Tax treatment varies depending on your country and your client’s. In many cases, services sold to a business in another country are not subject to your local sales tax or VAT. Some jurisdictions require you to note this on the invoice with language like “reverse charge applies” so the client knows they’re responsible for reporting the tax on their end. Check the rules for your specific country, because getting this wrong can create problems for both parties.
For payment, international bank transfers using IBAN and SWIFT codes work but can carry wire fees. Platforms like PayPal, Stripe, or Wise are often faster and cheaper for smaller invoices, though they charge their own transaction fees.
Tools That Handle the Formatting for You
You don’t need special software to invoice. A simple Google Docs or Word template works fine, especially if you only send a few invoices a month. Save it as a PDF before sending so the formatting stays intact and the client can’t accidentally edit it.
If you want automatic numbering, payment tracking, or the ability to accept credit cards directly from the invoice, dedicated invoicing tools are worth considering.
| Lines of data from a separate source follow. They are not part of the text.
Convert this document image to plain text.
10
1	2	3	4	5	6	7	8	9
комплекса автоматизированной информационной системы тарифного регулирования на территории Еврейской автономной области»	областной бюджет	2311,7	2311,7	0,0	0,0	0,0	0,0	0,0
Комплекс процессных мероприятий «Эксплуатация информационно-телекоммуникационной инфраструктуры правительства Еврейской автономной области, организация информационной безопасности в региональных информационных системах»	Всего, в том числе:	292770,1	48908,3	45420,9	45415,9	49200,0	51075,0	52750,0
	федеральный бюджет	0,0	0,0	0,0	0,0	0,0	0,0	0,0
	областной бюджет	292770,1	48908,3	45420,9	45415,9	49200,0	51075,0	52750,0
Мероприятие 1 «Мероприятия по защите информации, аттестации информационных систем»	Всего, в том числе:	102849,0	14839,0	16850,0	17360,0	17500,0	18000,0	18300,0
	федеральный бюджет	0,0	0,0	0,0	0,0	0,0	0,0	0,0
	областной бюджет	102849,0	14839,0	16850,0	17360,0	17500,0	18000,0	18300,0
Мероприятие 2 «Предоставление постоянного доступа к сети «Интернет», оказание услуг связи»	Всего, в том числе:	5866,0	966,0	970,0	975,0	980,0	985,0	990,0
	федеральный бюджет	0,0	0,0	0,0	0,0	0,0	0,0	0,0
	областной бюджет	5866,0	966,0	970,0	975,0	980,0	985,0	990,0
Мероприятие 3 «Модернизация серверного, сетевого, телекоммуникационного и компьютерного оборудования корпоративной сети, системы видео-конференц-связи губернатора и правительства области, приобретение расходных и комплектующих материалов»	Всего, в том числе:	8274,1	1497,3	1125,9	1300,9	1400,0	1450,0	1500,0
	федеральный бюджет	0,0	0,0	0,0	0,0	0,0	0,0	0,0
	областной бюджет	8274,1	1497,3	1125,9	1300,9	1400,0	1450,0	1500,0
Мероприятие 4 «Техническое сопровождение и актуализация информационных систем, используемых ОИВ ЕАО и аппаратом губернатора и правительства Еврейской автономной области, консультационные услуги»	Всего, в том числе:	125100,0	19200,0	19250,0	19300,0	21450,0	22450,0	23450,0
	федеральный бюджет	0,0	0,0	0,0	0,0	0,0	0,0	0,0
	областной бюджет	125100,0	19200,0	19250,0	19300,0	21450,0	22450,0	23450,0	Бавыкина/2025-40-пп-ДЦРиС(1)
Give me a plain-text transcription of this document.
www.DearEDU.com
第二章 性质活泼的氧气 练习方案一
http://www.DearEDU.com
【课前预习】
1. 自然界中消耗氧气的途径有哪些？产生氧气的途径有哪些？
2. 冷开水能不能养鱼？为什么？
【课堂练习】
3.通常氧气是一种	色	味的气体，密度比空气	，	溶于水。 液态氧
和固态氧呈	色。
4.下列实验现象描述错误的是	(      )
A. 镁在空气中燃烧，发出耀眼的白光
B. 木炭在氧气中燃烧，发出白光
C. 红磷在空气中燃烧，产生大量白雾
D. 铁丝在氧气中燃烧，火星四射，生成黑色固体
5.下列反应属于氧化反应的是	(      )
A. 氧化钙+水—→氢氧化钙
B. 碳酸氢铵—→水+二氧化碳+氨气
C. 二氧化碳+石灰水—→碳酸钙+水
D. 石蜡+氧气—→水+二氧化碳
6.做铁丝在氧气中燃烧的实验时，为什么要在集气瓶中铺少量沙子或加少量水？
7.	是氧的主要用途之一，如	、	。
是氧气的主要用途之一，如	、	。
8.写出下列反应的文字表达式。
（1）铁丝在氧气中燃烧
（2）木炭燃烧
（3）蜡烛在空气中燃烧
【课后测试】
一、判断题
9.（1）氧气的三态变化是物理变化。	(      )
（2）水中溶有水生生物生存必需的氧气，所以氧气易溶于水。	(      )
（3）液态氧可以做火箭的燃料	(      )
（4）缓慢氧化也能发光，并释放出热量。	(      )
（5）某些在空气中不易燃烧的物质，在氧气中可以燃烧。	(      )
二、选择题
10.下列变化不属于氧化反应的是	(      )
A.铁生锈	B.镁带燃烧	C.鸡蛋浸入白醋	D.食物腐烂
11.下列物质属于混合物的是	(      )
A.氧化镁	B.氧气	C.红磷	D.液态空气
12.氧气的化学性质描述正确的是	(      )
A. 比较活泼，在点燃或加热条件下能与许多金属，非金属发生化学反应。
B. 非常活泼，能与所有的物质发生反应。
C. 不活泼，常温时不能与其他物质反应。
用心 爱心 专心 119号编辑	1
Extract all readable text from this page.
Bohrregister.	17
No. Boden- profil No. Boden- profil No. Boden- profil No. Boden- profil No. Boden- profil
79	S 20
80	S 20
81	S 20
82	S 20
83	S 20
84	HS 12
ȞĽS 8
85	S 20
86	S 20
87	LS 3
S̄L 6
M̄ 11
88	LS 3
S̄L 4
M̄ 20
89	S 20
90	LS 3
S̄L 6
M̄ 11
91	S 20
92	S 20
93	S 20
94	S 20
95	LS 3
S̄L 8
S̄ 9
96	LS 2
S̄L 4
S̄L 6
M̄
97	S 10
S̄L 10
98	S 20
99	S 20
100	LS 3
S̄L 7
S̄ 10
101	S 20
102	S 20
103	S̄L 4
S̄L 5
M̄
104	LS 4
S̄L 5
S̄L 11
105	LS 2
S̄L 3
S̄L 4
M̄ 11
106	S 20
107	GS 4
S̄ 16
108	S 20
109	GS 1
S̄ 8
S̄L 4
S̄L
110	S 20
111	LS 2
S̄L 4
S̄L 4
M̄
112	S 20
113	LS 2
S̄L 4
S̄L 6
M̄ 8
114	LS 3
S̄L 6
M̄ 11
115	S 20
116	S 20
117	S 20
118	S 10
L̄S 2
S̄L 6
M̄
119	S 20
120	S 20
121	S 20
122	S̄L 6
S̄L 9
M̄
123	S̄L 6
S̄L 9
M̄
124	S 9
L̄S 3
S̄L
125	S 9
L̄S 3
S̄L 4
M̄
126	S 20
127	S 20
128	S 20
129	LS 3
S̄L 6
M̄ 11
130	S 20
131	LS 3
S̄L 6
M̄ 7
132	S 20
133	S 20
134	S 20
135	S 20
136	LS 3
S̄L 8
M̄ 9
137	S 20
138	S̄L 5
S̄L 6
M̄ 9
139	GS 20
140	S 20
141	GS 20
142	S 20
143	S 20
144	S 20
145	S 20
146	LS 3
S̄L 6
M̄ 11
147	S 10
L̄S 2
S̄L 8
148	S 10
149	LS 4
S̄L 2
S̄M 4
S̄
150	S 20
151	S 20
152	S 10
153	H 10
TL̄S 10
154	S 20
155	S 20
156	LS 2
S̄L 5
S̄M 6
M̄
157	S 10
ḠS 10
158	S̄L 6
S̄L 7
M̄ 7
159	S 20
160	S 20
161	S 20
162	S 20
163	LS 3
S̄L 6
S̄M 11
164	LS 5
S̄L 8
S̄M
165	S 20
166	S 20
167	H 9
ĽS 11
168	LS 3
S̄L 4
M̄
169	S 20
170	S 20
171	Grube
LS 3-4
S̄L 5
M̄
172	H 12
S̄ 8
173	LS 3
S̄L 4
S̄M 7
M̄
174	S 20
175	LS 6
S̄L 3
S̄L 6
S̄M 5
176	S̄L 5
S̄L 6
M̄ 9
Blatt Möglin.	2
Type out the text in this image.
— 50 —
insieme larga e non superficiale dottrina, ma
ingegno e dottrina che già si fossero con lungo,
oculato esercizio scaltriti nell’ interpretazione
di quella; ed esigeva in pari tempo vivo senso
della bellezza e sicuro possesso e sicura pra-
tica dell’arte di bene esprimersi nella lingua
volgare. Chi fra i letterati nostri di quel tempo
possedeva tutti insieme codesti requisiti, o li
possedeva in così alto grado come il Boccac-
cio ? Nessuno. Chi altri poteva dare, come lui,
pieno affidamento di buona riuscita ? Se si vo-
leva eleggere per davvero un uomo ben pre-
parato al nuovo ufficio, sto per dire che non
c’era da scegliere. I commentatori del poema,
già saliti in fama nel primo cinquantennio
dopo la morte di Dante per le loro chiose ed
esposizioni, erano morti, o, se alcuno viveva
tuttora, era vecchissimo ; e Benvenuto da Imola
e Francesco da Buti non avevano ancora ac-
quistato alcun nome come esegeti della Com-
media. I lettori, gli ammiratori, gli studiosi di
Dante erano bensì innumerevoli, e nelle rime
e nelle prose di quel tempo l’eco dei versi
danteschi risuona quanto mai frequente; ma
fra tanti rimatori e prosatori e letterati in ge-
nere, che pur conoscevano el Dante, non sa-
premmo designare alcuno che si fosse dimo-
Wave offers free invoicing and accounting for freelancers, with fees only when clients pay by credit card. Zoho Invoice is also free for a single user and supports multiple currencies, which is helpful if you work with international clients. Invoice Ninja is an open-source option that’s free for basic use and charges roughly $10 to $12 per month if you need unlimited clients.
For writers who want invoicing bundled with contracts and project management, Bonsai starts at about $21 per month. FreshBooks, one of the most popular options, starts around $19 per month and includes time tracking, expense categorization, and automated payment reminders. QuickBooks Self-Employed runs about $15 per month and is built around quarterly tax estimates, which is useful if you’re also trying to stay on top of estimated tax payments. PayPal lets you create and send invoices for free, though standard transaction fees apply when the client pays.
For most freelance writers sending a handful of invoices each month, a free tool or a simple template is all you need. The paid platforms earn their price when you’re juggling many clients and want automated reminders and built-in reporting.
When and How to Send It
Send your invoice as soon as the work is delivered and approved, unless your contract specifies a billing schedule (like the first of each month). The longer you wait, the longer you wait to get paid. Attach the invoice as a PDF to a short, professional email that references the project name and the amount due. Something like “Attached is invoice #INV-012 for the March blog posts, totaling $800. Payment is due by April 15” gives the client everything they need in two sentences.
Keep a copy of every invoice you send, organized by client and date. If a payment is late, follow up with a polite email that references the invoice number and due date. Most late payments are the result of an invoice sitting in someone’s inbox, not intentional avoidance, so a simple nudge usually resolves it. If you use invoicing software, you can automate these reminders so you don’t have to track due dates manually.